Unscrupulous employers that routinely exploit their workers by stealing their wages will be targeted with tough new laws that will attract the heaviest fines in Australia and jail terms for individuals.
NSW Labor Leader Luke Foley pledged a state government led by him would crack down on businesses – including head franchisors – that are guilty of ongoing, widespread and systemic wage theft – the practice of underpaying staff or paying them less than the legal minimum wage.
NSW Labor unveiled a comprehensive package to outlaw the exploitation of workers, the majority of whom are young and have recently entered the workforce.
Labor’s five point plan will see:
- A new wage theft law to criminalise deliberate failure to pay wages and entitlements;
- New laws to hold head franchisors accountable for the actions of franchisees;
- Widened powers of workplace inspectors to undertake wage audits;
- A licensing scheme for labor hire companies to force compliance with existing labour laws; and
- New laws to protect Sunday penalty rates in all state awards and agreements.
This commitment furthers Labor’s 126-year-old tradition of standing up for workers during his keynote speech in Sydney today.
Labor’s wage theft laws will not be aimed at businesses that make a genuine mistake but at those employers who are getting away with flagrant abuses.

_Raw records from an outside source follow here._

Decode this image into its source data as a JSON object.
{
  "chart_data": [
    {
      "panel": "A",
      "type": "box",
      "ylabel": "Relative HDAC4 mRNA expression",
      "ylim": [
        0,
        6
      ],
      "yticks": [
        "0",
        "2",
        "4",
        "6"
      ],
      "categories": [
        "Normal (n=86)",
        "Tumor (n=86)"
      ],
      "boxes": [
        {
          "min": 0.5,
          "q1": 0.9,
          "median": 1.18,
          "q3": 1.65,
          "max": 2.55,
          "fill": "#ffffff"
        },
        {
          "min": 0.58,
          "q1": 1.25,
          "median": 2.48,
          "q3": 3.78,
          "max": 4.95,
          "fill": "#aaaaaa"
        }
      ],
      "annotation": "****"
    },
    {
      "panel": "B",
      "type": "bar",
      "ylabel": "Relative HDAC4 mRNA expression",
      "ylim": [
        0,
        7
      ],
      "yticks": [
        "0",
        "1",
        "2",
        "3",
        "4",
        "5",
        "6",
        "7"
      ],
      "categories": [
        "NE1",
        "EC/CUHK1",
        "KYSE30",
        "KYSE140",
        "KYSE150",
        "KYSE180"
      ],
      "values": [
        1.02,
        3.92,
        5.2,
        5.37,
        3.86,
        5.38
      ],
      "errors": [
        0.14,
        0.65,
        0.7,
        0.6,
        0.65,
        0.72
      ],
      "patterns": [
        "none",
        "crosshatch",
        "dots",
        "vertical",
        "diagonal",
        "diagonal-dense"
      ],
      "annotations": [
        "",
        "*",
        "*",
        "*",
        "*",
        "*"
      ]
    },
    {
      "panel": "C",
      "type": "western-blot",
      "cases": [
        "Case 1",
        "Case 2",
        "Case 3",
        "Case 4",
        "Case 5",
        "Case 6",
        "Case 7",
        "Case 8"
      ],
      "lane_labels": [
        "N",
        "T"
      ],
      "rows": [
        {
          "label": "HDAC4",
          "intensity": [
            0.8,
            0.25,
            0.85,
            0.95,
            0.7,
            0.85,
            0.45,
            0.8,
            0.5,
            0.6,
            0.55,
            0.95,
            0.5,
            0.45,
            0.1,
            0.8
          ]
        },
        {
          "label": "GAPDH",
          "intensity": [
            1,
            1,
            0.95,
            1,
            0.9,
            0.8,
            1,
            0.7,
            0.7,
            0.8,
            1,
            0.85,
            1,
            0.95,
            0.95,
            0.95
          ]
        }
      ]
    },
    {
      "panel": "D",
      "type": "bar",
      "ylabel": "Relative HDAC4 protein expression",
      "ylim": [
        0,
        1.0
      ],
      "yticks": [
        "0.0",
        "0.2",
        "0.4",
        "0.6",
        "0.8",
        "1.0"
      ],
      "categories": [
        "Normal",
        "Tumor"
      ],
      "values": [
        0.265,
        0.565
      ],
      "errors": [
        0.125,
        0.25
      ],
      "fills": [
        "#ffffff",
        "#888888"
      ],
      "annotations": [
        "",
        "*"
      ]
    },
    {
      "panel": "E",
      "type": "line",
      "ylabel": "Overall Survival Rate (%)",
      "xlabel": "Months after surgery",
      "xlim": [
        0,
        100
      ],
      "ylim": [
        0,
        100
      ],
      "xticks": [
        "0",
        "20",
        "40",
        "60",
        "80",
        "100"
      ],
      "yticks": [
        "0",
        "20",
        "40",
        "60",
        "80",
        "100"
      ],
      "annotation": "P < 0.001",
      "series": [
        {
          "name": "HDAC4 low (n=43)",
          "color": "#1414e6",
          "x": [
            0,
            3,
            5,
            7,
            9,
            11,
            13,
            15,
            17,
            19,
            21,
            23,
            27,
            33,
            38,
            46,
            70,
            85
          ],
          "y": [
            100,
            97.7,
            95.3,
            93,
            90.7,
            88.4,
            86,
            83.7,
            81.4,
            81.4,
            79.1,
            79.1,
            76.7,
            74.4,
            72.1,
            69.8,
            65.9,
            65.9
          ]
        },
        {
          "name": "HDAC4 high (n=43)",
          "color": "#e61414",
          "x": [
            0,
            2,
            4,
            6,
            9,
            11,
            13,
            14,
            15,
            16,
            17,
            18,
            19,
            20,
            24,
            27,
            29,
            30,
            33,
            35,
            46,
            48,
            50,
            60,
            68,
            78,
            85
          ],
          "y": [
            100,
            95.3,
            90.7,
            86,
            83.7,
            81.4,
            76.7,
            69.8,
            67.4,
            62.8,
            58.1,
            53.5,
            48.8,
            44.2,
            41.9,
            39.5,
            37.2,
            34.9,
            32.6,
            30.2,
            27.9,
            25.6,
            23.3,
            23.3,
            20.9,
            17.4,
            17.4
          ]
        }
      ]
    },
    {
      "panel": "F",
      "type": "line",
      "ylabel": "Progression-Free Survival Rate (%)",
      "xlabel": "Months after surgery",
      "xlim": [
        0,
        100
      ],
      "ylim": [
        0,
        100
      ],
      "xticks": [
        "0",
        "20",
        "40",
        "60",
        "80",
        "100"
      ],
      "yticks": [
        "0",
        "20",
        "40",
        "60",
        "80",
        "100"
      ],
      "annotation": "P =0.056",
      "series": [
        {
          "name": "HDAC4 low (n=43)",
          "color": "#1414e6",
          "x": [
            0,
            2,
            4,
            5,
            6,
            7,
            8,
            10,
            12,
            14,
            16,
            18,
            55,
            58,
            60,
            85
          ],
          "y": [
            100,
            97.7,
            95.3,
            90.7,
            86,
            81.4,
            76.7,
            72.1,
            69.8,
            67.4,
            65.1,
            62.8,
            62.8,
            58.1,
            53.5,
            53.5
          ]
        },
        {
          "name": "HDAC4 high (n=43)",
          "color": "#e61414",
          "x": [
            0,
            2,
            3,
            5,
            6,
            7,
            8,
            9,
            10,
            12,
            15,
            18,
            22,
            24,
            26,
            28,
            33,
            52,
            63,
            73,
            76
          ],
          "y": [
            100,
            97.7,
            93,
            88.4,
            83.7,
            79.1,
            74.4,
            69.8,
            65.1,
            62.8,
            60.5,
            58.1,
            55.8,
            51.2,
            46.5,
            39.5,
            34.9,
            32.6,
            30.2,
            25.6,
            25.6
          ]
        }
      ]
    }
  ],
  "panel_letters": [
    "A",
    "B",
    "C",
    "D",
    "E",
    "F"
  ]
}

Media reports have exposed a roll call of major household brands such as 7-Eleven, Domino’s, Pizza Hut and United Petroleum of routinely cheating workers.
Current penalties are not tough enough and federal and state inspectorates do not have the resources to extensively audit businesses that are stealing wages, superannuation and workers’ compensation Premiums.

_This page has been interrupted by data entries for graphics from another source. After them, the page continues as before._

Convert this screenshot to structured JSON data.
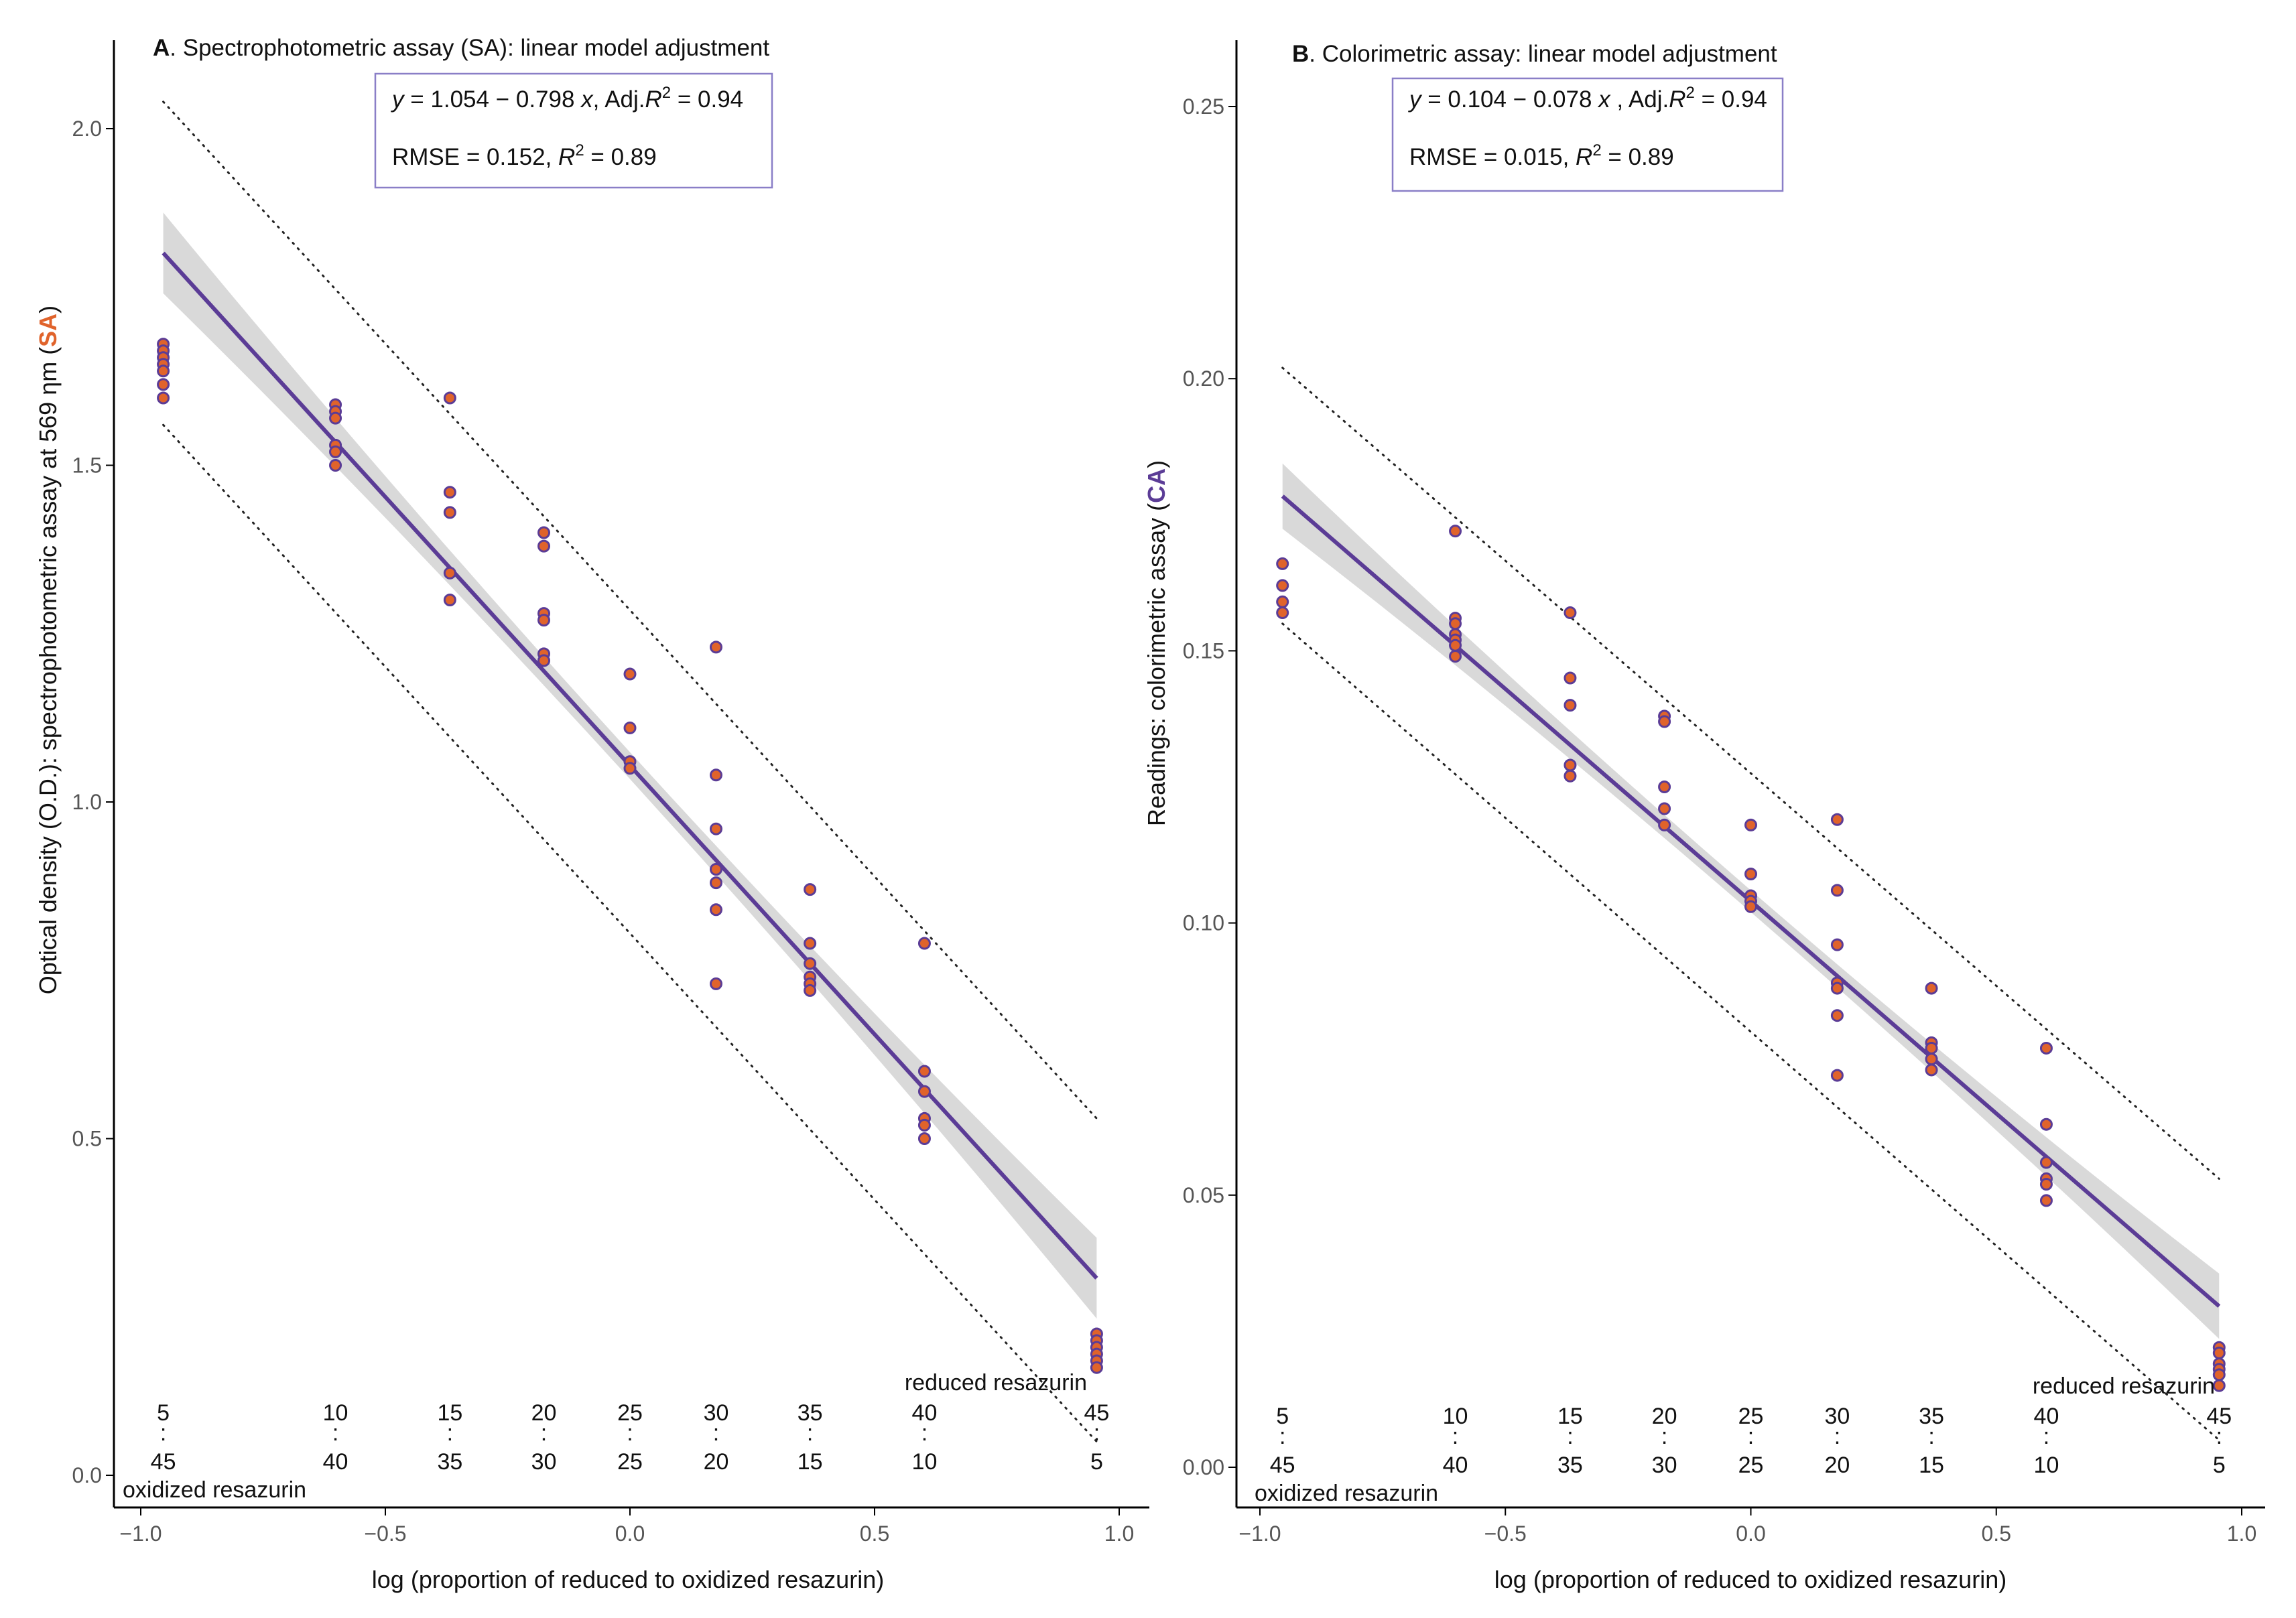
{
  "colors": {
    "fit_line": "#5b3c96",
    "ribbon": "#d9d9d9",
    "point_fill": "#e0632b",
    "point_stroke": "#5b3c96",
    "box_border": "#8a7fc7",
    "accent_sa": "#e0632b",
    "accent_ca": "#5b3c96"
  },
  "x_axis": {
    "ticks": [
      -1.0,
      -0.5,
      0.0,
      0.5,
      1.0
    ],
    "tick_labels": [
      "−1.0",
      "−0.5",
      "0.0",
      "0.5",
      "1.0"
    ]
  },
  "ratio_labels": {
    "x_positions": [
      -0.954,
      -0.602,
      -0.368,
      -0.176,
      0.0,
      0.176,
      0.368,
      0.602,
      0.954
    ],
    "reduced": [
      "5",
      "10",
      "15",
      "20",
      "25",
      "30",
      "35",
      "40",
      "45"
    ],
    "oxidized": [
      "45",
      "40",
      "35",
      "30",
      "25",
      "20",
      "15",
      "10",
      "5"
    ],
    "colon": ":"
  },
  "chart_data": [
    {
      "type": "scatter",
      "panel": "A",
      "title_bold": "A",
      "title_rest": ". Spectrophotometric assay (SA): linear model adjustment",
      "equation": {
        "y_var": "y",
        "eq_mid": " = 1.054 − 0.798 ",
        "x_var": "x",
        "adj_label": ", Adj.",
        "r_var": "R",
        "sup": "2",
        "adj_value": " = 0.94",
        "rmse_text": "RMSE = 0.152, ",
        "r2_value": " = 0.89"
      },
      "xlabel": "log (proportion of reduced to oxidized resazurin)",
      "ylabel_main": "Optical density (O.D.): spectrophotometric assay at 569 ηm (",
      "ylabel_accent": "SA",
      "ylabel_close": ")",
      "xlim": [
        -1.05,
        1.05
      ],
      "ylim": [
        -0.05,
        2.2
      ],
      "y_ticks": [
        0.0,
        0.5,
        1.0,
        1.5,
        2.0
      ],
      "y_tick_labels": [
        "0.0",
        "0.5",
        "1.0",
        "1.5",
        "2.0"
      ],
      "fit": {
        "intercept": 1.054,
        "slope": -0.798,
        "x_range": [
          -0.954,
          0.954
        ],
        "ci_half_width_ends": 0.06,
        "ci_half_width_center": 0.02
      },
      "prediction_interval": {
        "upper": [
          [
            -0.954,
            2.04
          ],
          [
            0.954,
            0.53
          ]
        ],
        "lower": [
          [
            -0.954,
            1.56
          ],
          [
            0.954,
            0.05
          ]
        ]
      },
      "corner_labels": {
        "reduced": "reduced resazurin",
        "oxidized": "oxidized resazurin"
      },
      "points": [
        [
          -0.954,
          1.68
        ],
        [
          -0.954,
          1.67
        ],
        [
          -0.954,
          1.66
        ],
        [
          -0.954,
          1.65
        ],
        [
          -0.954,
          1.64
        ],
        [
          -0.954,
          1.62
        ],
        [
          -0.954,
          1.6
        ],
        [
          -0.602,
          1.59
        ],
        [
          -0.602,
          1.58
        ],
        [
          -0.602,
          1.57
        ],
        [
          -0.602,
          1.53
        ],
        [
          -0.602,
          1.52
        ],
        [
          -0.602,
          1.5
        ],
        [
          -0.368,
          1.6
        ],
        [
          -0.368,
          1.46
        ],
        [
          -0.368,
          1.43
        ],
        [
          -0.368,
          1.34
        ],
        [
          -0.368,
          1.3
        ],
        [
          -0.176,
          1.4
        ],
        [
          -0.176,
          1.38
        ],
        [
          -0.176,
          1.28
        ],
        [
          -0.176,
          1.27
        ],
        [
          -0.176,
          1.22
        ],
        [
          -0.176,
          1.21
        ],
        [
          0.0,
          1.19
        ],
        [
          0.0,
          1.11
        ],
        [
          0.0,
          1.06
        ],
        [
          0.0,
          1.05
        ],
        [
          0.176,
          1.23
        ],
        [
          0.176,
          1.04
        ],
        [
          0.176,
          0.96
        ],
        [
          0.176,
          0.9
        ],
        [
          0.176,
          0.88
        ],
        [
          0.176,
          0.84
        ],
        [
          0.176,
          0.73
        ],
        [
          0.368,
          0.87
        ],
        [
          0.368,
          0.79
        ],
        [
          0.368,
          0.76
        ],
        [
          0.368,
          0.74
        ],
        [
          0.368,
          0.73
        ],
        [
          0.368,
          0.72
        ],
        [
          0.602,
          0.79
        ],
        [
          0.602,
          0.6
        ],
        [
          0.602,
          0.57
        ],
        [
          0.602,
          0.53
        ],
        [
          0.602,
          0.52
        ],
        [
          0.602,
          0.5
        ],
        [
          0.954,
          0.21
        ],
        [
          0.954,
          0.2
        ],
        [
          0.954,
          0.19
        ],
        [
          0.954,
          0.18
        ],
        [
          0.954,
          0.17
        ],
        [
          0.954,
          0.16
        ]
      ]
    },
    {
      "type": "scatter",
      "panel": "B",
      "title_bold": "B",
      "title_rest": ". Colorimetric assay: linear model adjustment",
      "equation": {
        "y_var": "y",
        "eq_mid": " = 0.104 − 0.078 ",
        "x_var": "x",
        "adj_label": " , Adj.",
        "r_var": "R",
        "sup": "2",
        "adj_value": " = 0.94",
        "rmse_text": "RMSE = 0.015, ",
        "r2_value": " = 0.89"
      },
      "xlabel": "log (proportion of reduced to oxidized resazurin)",
      "ylabel_main": "Readings: colorimetric assay (",
      "ylabel_accent": "CA",
      "ylabel_close": ")",
      "xlim": [
        -1.05,
        1.05
      ],
      "ylim": [
        -0.005,
        0.265
      ],
      "y_ticks": [
        0.0,
        0.05,
        0.1,
        0.15,
        0.2,
        0.25
      ],
      "y_tick_labels": [
        "0.00",
        "0.05",
        "0.10",
        "0.15",
        "0.20",
        "0.25"
      ],
      "fit": {
        "intercept": 0.104,
        "slope": -0.078,
        "x_range": [
          -0.954,
          0.954
        ],
        "ci_half_width_ends": 0.006,
        "ci_half_width_center": 0.002
      },
      "prediction_interval": {
        "upper": [
          [
            -0.954,
            0.202
          ],
          [
            0.954,
            0.053
          ]
        ],
        "lower": [
          [
            -0.954,
            0.155
          ],
          [
            0.954,
            0.005
          ]
        ]
      },
      "corner_labels": {
        "reduced": "reduced resazurin",
        "oxidized": "oxidized resazurin"
      },
      "points": [
        [
          -0.954,
          0.166
        ],
        [
          -0.954,
          0.162
        ],
        [
          -0.954,
          0.159
        ],
        [
          -0.954,
          0.157
        ],
        [
          -0.602,
          0.172
        ],
        [
          -0.602,
          0.156
        ],
        [
          -0.602,
          0.155
        ],
        [
          -0.602,
          0.153
        ],
        [
          -0.602,
          0.152
        ],
        [
          -0.602,
          0.151
        ],
        [
          -0.602,
          0.149
        ],
        [
          -0.368,
          0.157
        ],
        [
          -0.368,
          0.145
        ],
        [
          -0.368,
          0.14
        ],
        [
          -0.368,
          0.129
        ],
        [
          -0.368,
          0.127
        ],
        [
          -0.176,
          0.138
        ],
        [
          -0.176,
          0.137
        ],
        [
          -0.176,
          0.125
        ],
        [
          -0.176,
          0.121
        ],
        [
          -0.176,
          0.118
        ],
        [
          0.0,
          0.118
        ],
        [
          0.0,
          0.109
        ],
        [
          0.0,
          0.105
        ],
        [
          0.0,
          0.104
        ],
        [
          0.0,
          0.103
        ],
        [
          0.176,
          0.119
        ],
        [
          0.176,
          0.106
        ],
        [
          0.176,
          0.096
        ],
        [
          0.176,
          0.089
        ],
        [
          0.176,
          0.088
        ],
        [
          0.176,
          0.083
        ],
        [
          0.176,
          0.072
        ],
        [
          0.368,
          0.088
        ],
        [
          0.368,
          0.078
        ],
        [
          0.368,
          0.077
        ],
        [
          0.368,
          0.075
        ],
        [
          0.368,
          0.073
        ],
        [
          0.602,
          0.077
        ],
        [
          0.602,
          0.063
        ],
        [
          0.602,
          0.056
        ],
        [
          0.602,
          0.053
        ],
        [
          0.602,
          0.052
        ],
        [
          0.602,
          0.049
        ],
        [
          0.954,
          0.022
        ],
        [
          0.954,
          0.021
        ],
        [
          0.954,
          0.019
        ],
        [
          0.954,
          0.018
        ],
        [
          0.954,
          0.017
        ],
        [
          0.954,
          0.015
        ]
      ]
    }
  ]
}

Quotes attributable to Labor Leader Luke Foley:
“When there is systematic exploitation of workers in the workplace, government has a responsibility to intervene.
“Vulnerable young workers are being cheated out of a staggering amount of wages by unscrupulous bosses and it has to stop. We know the Liberals will never act – but Labor will.

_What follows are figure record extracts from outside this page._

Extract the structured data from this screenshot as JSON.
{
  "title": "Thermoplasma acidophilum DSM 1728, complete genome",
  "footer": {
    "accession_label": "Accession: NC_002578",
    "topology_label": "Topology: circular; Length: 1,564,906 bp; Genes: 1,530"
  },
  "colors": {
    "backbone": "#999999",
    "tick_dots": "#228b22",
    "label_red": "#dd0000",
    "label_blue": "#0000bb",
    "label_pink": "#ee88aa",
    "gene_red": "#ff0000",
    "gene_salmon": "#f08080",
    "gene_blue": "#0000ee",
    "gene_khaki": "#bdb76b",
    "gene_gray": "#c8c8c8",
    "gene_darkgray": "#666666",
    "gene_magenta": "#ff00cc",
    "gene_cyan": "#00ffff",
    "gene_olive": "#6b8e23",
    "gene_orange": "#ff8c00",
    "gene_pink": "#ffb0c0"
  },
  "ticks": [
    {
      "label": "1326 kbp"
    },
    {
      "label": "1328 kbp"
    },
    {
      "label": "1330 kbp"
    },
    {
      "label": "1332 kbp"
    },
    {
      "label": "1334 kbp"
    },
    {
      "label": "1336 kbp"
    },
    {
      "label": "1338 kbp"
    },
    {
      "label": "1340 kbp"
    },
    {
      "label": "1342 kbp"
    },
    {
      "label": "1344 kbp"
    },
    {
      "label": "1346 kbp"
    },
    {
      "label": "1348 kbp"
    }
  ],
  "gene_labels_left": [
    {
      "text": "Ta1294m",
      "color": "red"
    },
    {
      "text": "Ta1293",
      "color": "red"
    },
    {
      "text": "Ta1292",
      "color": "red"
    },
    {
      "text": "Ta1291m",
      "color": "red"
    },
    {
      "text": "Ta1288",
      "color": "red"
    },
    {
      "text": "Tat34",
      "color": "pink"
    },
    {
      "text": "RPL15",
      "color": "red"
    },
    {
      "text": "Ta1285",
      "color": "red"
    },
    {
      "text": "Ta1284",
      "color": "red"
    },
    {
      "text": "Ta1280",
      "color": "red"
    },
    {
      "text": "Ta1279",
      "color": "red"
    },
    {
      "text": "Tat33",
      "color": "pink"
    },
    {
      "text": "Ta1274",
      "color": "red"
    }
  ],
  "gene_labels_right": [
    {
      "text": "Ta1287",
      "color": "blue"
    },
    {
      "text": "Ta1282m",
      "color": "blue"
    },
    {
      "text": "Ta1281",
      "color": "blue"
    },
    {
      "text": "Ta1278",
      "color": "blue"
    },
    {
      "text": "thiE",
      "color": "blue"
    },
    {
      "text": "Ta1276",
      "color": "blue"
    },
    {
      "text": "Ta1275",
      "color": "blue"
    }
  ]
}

“We’ll deliver a new wage theft law to criminalise the deliberate failure to pay wages and other entitlements.
“Head franchisors will be liable for what goes on in their networks when it comes to wages and other employment conditions.
“Entire chains are built on paying black market wages and the penalties are so low they think that exploiting workers is worth the risk; being caught is just the cost of doing business.
“Our new laws won’t apply to genuine mistakes. Employers who do the right thing will benefit as they won’t be competing with under-cutting cheats. But we’ll go after that minority whose business model is based on exploitation.”